Since capital is increasingly mobile, investment is moving to countries where absolute returns are higher, regardless of the consequences for immobile workers. Millions of US blue-collar jobs, for instance, have disappeared as factories have been moved to China and South- east Asia, where wages are lower.
The relocation fattened the corporate bottom line as Western-designed, low- priced made-in-China goods have invaded shopping malls. Low prices at Tesco and Wal-Mart helped middle-class wage earners cope with their falling real income, but the uncertainty about the future continues to haunt workers. The anxiety is even more acute in the US where, unlike in Europe, retrenchment often entails the loss of health care benefits.

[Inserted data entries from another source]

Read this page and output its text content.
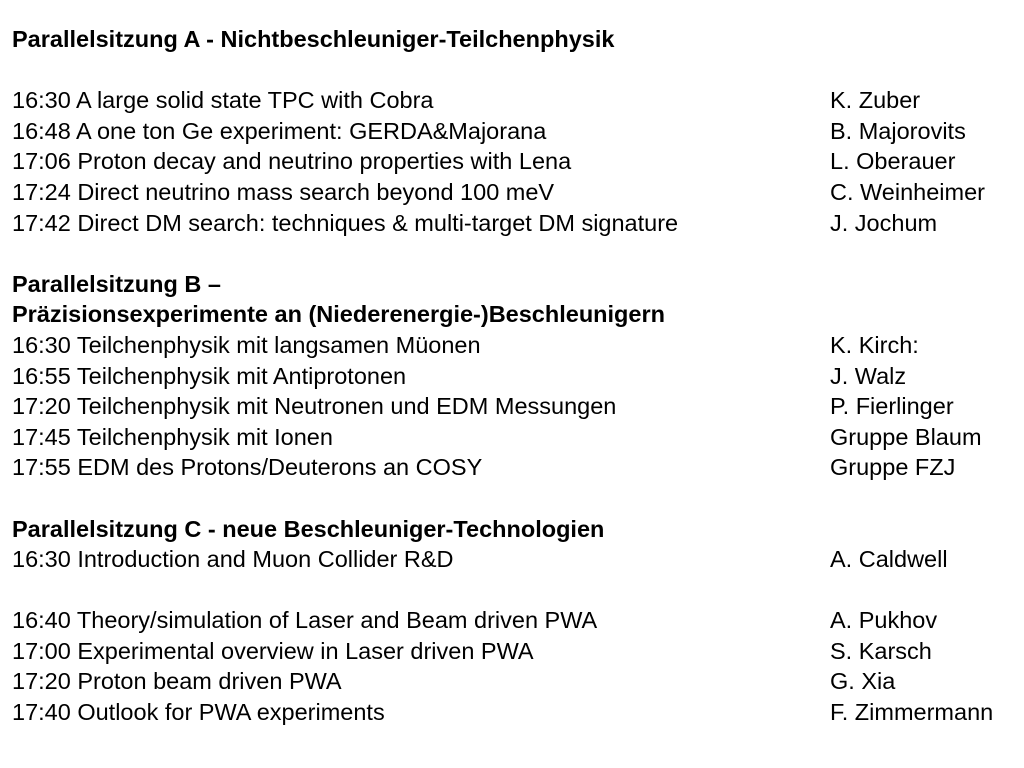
Parallelsitzung A - Nichtbeschleuniger-Teilchenphysik
16:30 A large solid state TPC with Cobra	K. Zuber
16:48 A one ton Ge experiment: GERDA&Majorana	B. Majorovits
17:06 Proton decay and neutrino properties with Lena	L. Oberauer
17:24 Direct neutrino mass search beyond 100 meV	C. Weinheimer
17:42 Direct DM search: techniques & multi-target DM signature	J. Jochum
Parallelsitzung B –
Präzisionsexperimente an (Niederenergie-)Beschleunigern
16:30 Teilchenphysik mit langsamen Müonen	K. Kirch:
16:55 Teilchenphysik mit Antiprotonen	J. Walz
17:20 Teilchenphysik mit Neutronen und EDM Messungen	P. Fierlinger
17:45 Teilchenphysik mit Ionen	Gruppe Blaum
17:55 EDM des Protons/Deuterons an COSY	Gruppe FZJ
Parallelsitzung C - neue Beschleuniger-Technologien
16:30 Introduction and Muon Collider R&D	A. Caldwell
16:40 Theory/simulation of Laser and Beam driven PWA	A. Pukhov
17:00 Experimental overview in Laser driven PWA	S. Karsch
17:20 Proton beam driven PWA	G. Xia
17:40 Outlook for PWA experiments	F. Zimmermann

Economists argued that this 'creative destruction' was an inevitable part of economic growth and innovation, which would in the end create new jobs and benefit society as a whole. But as China, India and other developing countries have brought in hundreds of millions of new workers into the global workforce, many Western economists, who once championed globalisation, are no longer so sure of themselves. They fear that the industrial prowess of the emerging economies poses a serious challenge to the welfare of workers in the West.
This backlash, in turn, threatens the hallowed principle of free trade. A serious debate is under way in the European Union and the United States as to how workers who fall victim to creative destruction should be helped. Should governments come to the aid of companies which are unable to cope with global competition or have collapsed because of mismanagement and misfortune? The answer on that score used to be clear: Bailouts create moral hazard and only encourage reckless behaviour.

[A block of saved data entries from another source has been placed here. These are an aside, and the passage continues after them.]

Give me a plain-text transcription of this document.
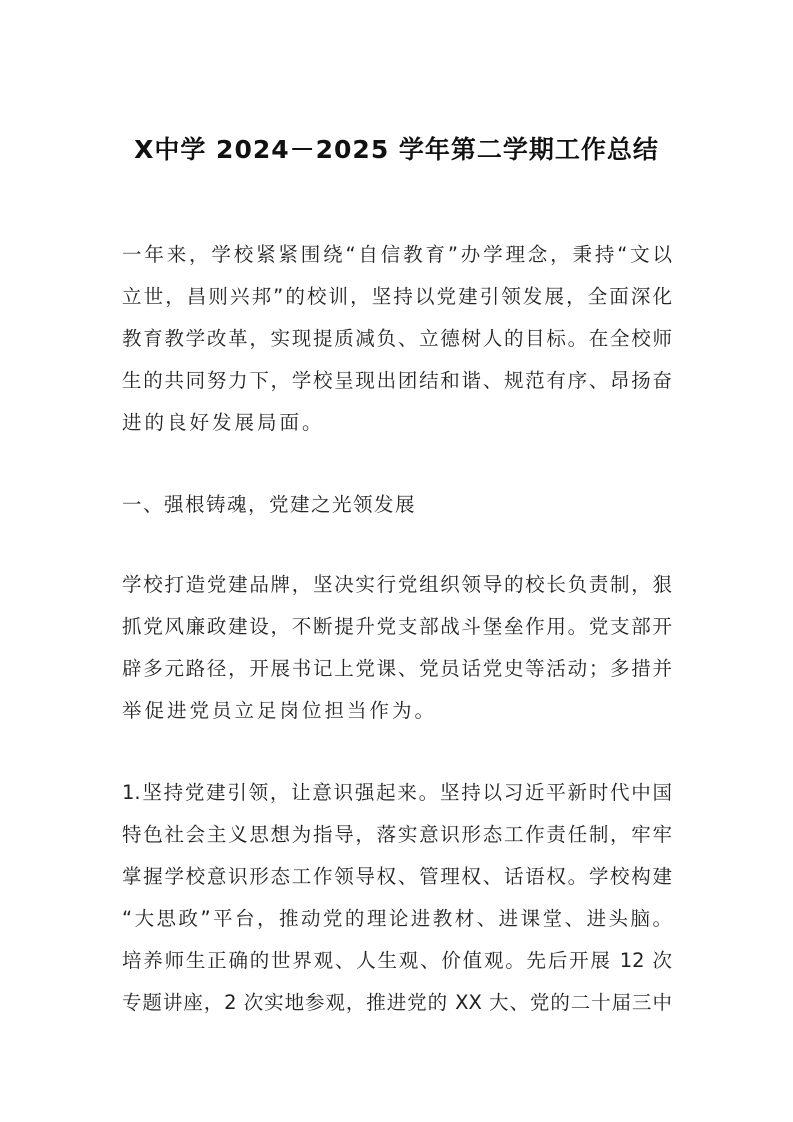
X中学 2024－2025 学年第二学期工作总结
一年来，学校紧紧围绕“自信教育”办学理念，秉持“文以
立世，昌则兴邦”的校训，坚持以党建引领发展，全面深化
教育教学改革，实现提质减负、立德树人的目标。在全校师
生的共同努力下，学校呈现出团结和谐、规范有序、昂扬奋
进的良好发展局面。
一、强根铸魂，党建之光领发展
学校打造党建品牌，坚决实行党组织领导的校长负责制，狠
抓党风廉政建设，不断提升党支部战斗堡垒作用。党支部开
辟多元路径，开展书记上党课、党员话党史等活动；多措并
举促进党员立足岗位担当作为。
1.坚持党建引领，让意识强起来。坚持以习近平新时代中国
特色社会主义思想为指导，落实意识形态工作责任制，牢牢
掌握学校意识形态工作领导权、管理权、话语权。学校构建
“大思政”平台，推动党的理论进教材、进课堂、进头脑。
培养师生正确的世界观、人生观、价值观。先后开展 12 次
专题讲座，2 次实地参观，推进党的 XX 大、党的二十届三中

During the 1997 Asian financial crisis, companies were allowed to go under in accordance with this principle, in the process throwing tens of millions of people out of jobs and toppling governments. The US Treasury and the International Monetary Fund sternly lectured Asia about crony capitalism and exhorted them to build transparent models of good governance.
That was then. The Enron, Tyco, Global Crossing and Worldcom scandals since then have shown that corruption and greed are not uniquely Asian attributes. Barely a year after the Asian crisis, the US government bailed out Long-Term Capital Management, claiming that its collapse would have sent shockwaves throughout the world.
After the bull run of the past decade, the exceptions seem to have become the rule. 'Wall Street got drunk,' said President George W. Bush, and the resultant sub-prime mortgage crisis now threatens three million American homeowners with foreclosure.
But before drawing up regulations to prevent such catastrophes in future, the US government has to get into full rescue mode. And this time, the object of the bailout is the health of the American economy as well as that of the world.
The fallout from the sub-prime crisis has now engulfed the giant government- sponsored mortgage lenders Fannie Mae and Freddie Mac, which together own or guarantee US$6 trillion (S$8.4 trillion) of mortgages, roughly half of all US home mortgages.
The failure of these institutions would not only have devastating consequences for the US economy - leading to the collapse of many other banks and businesses and leaving millions out of work - but would seriously affect foreign investors who have sunk some US$1.5 trillion into these institutions. When one out of 10 American mortgages is guaranteed by foreign investors, enabling Americans to keep their homes is as much a concern of Washington as it is of Beijing or Tokyo.
Not surprisingly, there is no more talk of moral hazard. But unless rules are put in place to sober up Wall Street, the next crisis won't be far off.
The author is director of publications at the Yale Centre for the Study of Globalisation and editor of YaleGlobal Online.